By Anand Parthasarathy


BANGALORE, APRIL 13. A few weeks from now, you can surf while you fly. Two international carriers flying to India — Lufthansa and Singapore Airlines — are expected to be among the world's first to provide passengers with broadband Internet services in the air.

Lufthansa is likely, starting end of April or early May, to offer the service progressively on all its long haul routes. It is reported to have begun refits to over 80 of its aircraft for the purpose.

While no official announcement has been made, the aviation trade media has been second guessing the German airline all last week and even suggested that the inaugural "connected" flight will be on the Munich-Los Angeles sector. This will obviously be of interest to its Indian customers since Lufthansa has just announced a new link from New Delhi to Munich.

Singapore's national carrier is reported to be fitting the broadband equipment on 40 of its planes for an August launch.
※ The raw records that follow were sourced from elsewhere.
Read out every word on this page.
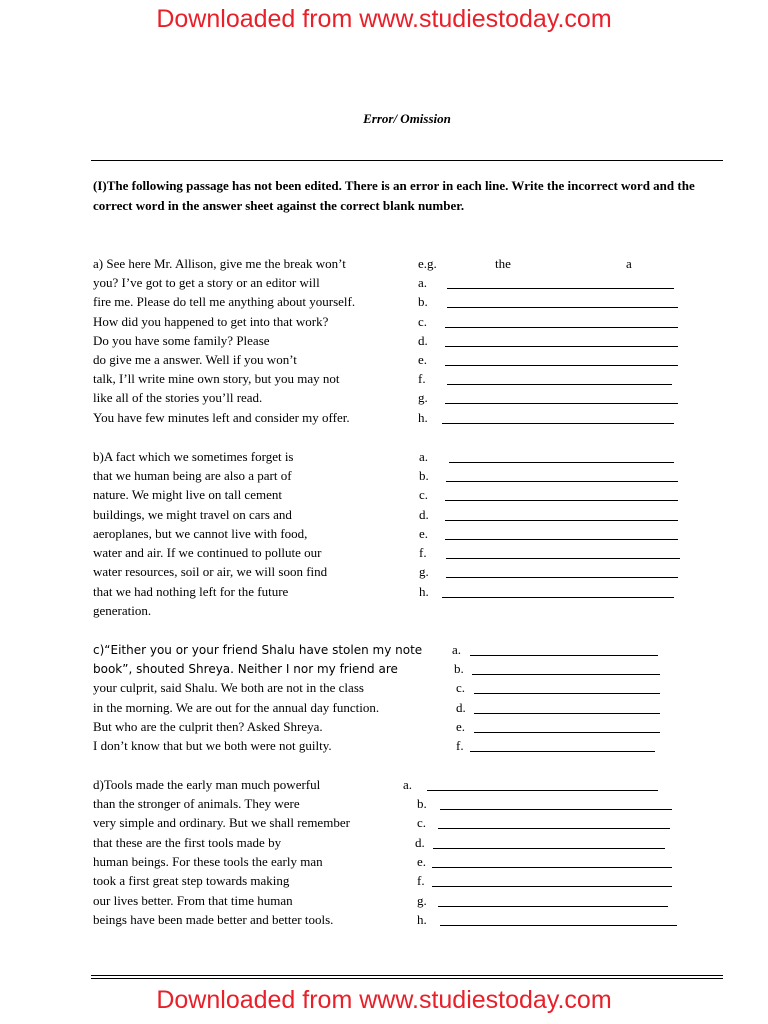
Downloaded from www.studiestoday.com
Error/ Omission
(I)The following passage has not been edited. There is an error in each line. Write the incorrect word and the correct word in the answer sheet against the correct blank number.
e.g.	the	a
a) See here Mr. Allison, give me the break won’t
you? I’ve got to get a story or an editor will
fire me. Please do tell me anything about yourself.
How did you happened to get into that work?
Do you have some family? Please
do give me a answer. Well if you won’t
talk, I’ll write mine own story, but you may not
like all of the stories you’ll read.
You have few minutes left and consider my offer.
a.
b.
c.
d.
e.
f.
g.
h.
b)A fact which we sometimes forget is
that we human being are also a part of
nature. We might live on tall cement
buildings, we might travel on cars and
aeroplanes, but we cannot live with food,
water and air. If we continued to pollute our
water resources, soil or air, we will soon find
that we had nothing left for the future
generation.
a.
b.
c.
d.
e.
f.
g.
h.
c)“Either you or your friend Shalu have stolen my note
book”, shouted Shreya. Neither I nor my friend are
your culprit, said Shalu. We both are not in the class
in the morning. We are out for the annual day function.
But who are the culprit then? Asked Shreya.
I don’t know that but we both were not guilty.
a.
b.
c.
d.
e.
f.
d)Tools made the early man much powerful
than the stronger of animals. They were
very simple and ordinary. But we shall remember
that these are the first tools made by
human beings. For these tools the early man
took a first great step towards making
our lives better. From that time human
beings have been made better and better tools.
a.
b.
c.
d.
e.
f.
g.
h.
Downloaded from www.studiestoday.com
The Taiwan-based China Airlines is also likely to follow suit — and both are known to be talking to the Singapore-based Internet Service Provider, Star Hub, for the connectivity. Japan Airlines and Scandinavian Airlines are also planning a 2004 launch of Internet in the Air. And since Wi-Fi wireless Net technology will be used inside the aircraft cabin to provide the service to passengers with own laptop computers, it is already being called Sky-Fi.

All these airlines have joined with Connexion, a business group of the aircraft maker, Boeing, which has perfected the technology.

In fact, Connexion will provide the Internet service on all these partner airlines, fitting the necessary hardware and tying up with local service providers in different countries. Passengers can surf the web, exchange e-mail, including multimedia files, at a fixed cost per flight of between $20 and $30 — depending on whether the flying time is up to six hours or more.

A limited pay-by-each-e-mail service is already being offered on Cathay Pacific and on United Airlines' U.S.-based flights, by a U.S.-based company, Tenzing Communications, which uses the existing voice networks that connect the plane to the ground. But the Boeing/Connexion service will be the first airborne full-fledged high-speed Internet service backed by its own satellite system to link up with a terrestrial service provider. The technology challenge is formidable, since international flights will have to seamlessly link and de-link with different ground-based networks as they fly across continents.

Since airlines don't want to run too many wires inside the plane, they are expected to go the Wi-Fi route — but the Connexion technology provides the option of a wired system, where passengers can plug in their computers, much like they now plug in their headsets.

Most business flyers today are known to carry laptops — and airlines are betting that the overwhelming majority will pay a little bit extra to remain connected during flights of 3 hours or more. Till today all you could do on long international flights, was to read, listen to music, watch the in-flight movie — or sleep.

Now, you have yet another option: of surfing the World Wide Web, even as you straddle it from above.